The whole affair left us feeling dizzy. Many in the city, particularly in the business class, have been hungering for a candidate who could be the successor to Mike Bloomberg. Could this be the one? The rhetoric was certainly there, as Mr. Doctoroff's final words on stage made clear.

"Big visions like this are what have defined New York," he said. "But they don't happen by accident. They take guts and imagination. They require an intuitive understanding of what are New York's unique advantages in a competitive world. They demand the skill to generate the revenues so we can afford to be the kind of city we aspire to be."

Now who could have those qualities? Perhaps Dan Doctoroff?

"Just to be clear, I have zero interest in running for Mayor, so, if the premise of the story is that I am somehow putting myself out there, then I don't want to engage," Mr. Doctoroff said in response to the first email The Observer sent him asking him as much. "If it is about what I said on Friday, then I am happy to talk."

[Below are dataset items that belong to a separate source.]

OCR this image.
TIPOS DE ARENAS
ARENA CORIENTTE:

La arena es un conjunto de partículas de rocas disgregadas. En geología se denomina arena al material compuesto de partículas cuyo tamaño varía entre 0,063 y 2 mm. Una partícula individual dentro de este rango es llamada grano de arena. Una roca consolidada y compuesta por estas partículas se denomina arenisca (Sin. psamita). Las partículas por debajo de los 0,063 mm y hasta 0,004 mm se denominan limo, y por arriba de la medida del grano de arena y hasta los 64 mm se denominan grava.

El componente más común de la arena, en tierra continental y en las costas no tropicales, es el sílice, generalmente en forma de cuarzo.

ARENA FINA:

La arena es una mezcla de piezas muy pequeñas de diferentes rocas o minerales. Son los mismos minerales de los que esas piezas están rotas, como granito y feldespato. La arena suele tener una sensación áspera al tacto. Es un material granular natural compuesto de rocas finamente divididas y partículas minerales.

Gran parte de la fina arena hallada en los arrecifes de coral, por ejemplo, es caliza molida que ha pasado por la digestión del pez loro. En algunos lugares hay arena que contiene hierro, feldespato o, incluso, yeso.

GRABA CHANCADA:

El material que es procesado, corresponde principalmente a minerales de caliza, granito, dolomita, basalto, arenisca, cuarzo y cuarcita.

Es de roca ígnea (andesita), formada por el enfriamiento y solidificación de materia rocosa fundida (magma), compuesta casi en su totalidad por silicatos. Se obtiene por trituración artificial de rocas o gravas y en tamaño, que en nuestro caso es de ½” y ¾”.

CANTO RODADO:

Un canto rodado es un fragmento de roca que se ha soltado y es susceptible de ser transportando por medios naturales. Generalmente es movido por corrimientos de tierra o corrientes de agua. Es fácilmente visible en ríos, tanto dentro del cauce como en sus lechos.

In a follow-up email, he explained that he gave the speech because he was asked, though he also admitted to constantly be thinking up new and far-out plans for the city.

"I visit all of the leading cities of the world on a regular basis, so it is hard to avoid what they are doing and I have always been fascinated with cities anyway," Mr. Doctoroff explained. "That said, I am quite focused on Bloomberg, so it is probably best to characterize my thoughts as musings."

For better or worse, bigger or badder, the city could use more of these kinds of musings.